One thing worth noting in Dishonored is that IIRC, it never says "good" or "evil." Rather, it goes with "order" and "chaos." IMO, Order is actually the evil option a lot of the time. But I haven't finished the game, so Idunno if that remains true.
What "gaming problems" were you referring to in Virtue's Last Reward. No spoilers, please. I am buying it tomorrow.
Mostly that it's a visual novel with rather opaque and random puzzles where you have to go 'how the fuck was I supposed to figure that out?'
I feel like 999 was actually enhanced by its initially out-of-place-looking gameplay because of certain revelations about what was actually going on.
Dunno if that will still apply in VLR, since I haven't played it yet.
I was SUPPOSED to get it today.

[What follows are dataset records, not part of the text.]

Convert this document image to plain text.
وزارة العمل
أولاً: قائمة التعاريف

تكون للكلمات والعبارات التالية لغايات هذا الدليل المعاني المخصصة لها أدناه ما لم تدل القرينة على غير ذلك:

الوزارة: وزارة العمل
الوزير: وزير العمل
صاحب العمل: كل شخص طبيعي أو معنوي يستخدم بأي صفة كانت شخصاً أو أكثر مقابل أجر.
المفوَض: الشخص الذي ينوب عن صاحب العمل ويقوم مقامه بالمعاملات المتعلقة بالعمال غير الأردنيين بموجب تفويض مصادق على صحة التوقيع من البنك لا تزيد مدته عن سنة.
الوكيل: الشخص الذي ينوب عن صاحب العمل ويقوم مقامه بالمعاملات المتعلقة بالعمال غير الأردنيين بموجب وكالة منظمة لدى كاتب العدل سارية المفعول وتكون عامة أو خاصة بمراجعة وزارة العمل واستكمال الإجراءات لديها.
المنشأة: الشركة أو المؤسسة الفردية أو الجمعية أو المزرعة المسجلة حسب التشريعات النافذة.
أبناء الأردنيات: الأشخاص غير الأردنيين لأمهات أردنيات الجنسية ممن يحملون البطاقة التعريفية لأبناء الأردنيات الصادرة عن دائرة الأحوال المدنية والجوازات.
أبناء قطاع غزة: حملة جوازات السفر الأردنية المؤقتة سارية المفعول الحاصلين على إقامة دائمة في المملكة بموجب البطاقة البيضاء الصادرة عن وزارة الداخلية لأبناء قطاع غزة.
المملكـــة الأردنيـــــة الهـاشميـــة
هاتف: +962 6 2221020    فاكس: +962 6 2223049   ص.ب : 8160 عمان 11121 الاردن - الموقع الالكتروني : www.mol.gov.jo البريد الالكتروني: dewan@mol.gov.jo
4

But amazon fucked up, so I have to wait for tomorrow.
^^VLR has a similar thing, but with a completely different gameplay mechanic.
Basically there's no way this couldn't have been a visual novel.
I'm totally okay with that.
Huh, now I'm thinking about the mechanics if VLR was an RPG ala Persona. With the FLOW system and everything. That might be cool actually.
Am I doing it right?
I was originally going for 0 coins, but it's actually impossible to beat the game with less than 300 coins, as beating the final boss gives you 300 coins directly.
Just for the record (because I couldn't respond earlier), I mentioned Iji as an example of a game where pacifist-ending-as-best-ending does not feel forced, not fitting or something like that. I'm not gonna say anything about game design, I'm not competent enough in this area.
Wow, the ending of Dishonored should have a written apology about running out of their cinematics budget.
Also I got Low Chaos despite fucking murdering everyone I could. It actually makes me think the bad ending is harder to get.